We all know that SQL can be a harsh mistress, and relational theorists such as Chris Date have long argued that the language is fundamentally flawed and that vendors have been misapplying relational theory from the start.
Now a Perl developer on perlmonks.org has been reading Date's book and finds that it explains all of his frustrations with databases. One tip for addressing their shortcomings is to add the handy DISTINCT keyword to every single query, because stupid old SQL doesn't automatically apply the degree of uniqueness you might have in mind:
In fact, one of the founders of relational theory, C.J. Date, recommends that every SQL SELECT statement be written as SELECT DISTINCT ... Unfortunately, many folks get upset with this for a variety of reasons. First, DBMS do a horrible job of optimizing DISTINCT queries.

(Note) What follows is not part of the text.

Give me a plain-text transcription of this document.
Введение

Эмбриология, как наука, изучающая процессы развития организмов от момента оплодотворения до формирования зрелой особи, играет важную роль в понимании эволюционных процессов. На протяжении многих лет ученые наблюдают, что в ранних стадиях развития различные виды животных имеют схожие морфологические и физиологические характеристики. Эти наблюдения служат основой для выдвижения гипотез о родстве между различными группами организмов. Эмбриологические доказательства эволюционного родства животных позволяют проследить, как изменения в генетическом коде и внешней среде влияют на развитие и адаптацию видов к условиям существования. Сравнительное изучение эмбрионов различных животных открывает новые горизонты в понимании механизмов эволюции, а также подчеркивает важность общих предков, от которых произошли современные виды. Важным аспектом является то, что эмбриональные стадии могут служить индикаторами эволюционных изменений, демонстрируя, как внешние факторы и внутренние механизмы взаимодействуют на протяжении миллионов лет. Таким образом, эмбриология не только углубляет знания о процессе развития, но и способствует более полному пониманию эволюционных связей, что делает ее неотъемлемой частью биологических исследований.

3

There are many cases where the DISTINCT can be safely ignored but in practice, using DISTINCT with large sets of data and complicated queries can have an abysmal impact on performance. I think this can be put into the "premature optimization" category, though. Until we know that DISTINCT is causing an impact, isn't it better to improve the chance of getting correct results and worry about performance afterwards?
I had to read that a couple of times to realise that adding a DISTINCT to every single query in the hope that it might mask some unknown deficiency in your model, your query, or the SQL language itself is not the "premature optimization" being referred to here - he means the idea that doing so might affect performance. After all, it might not, right?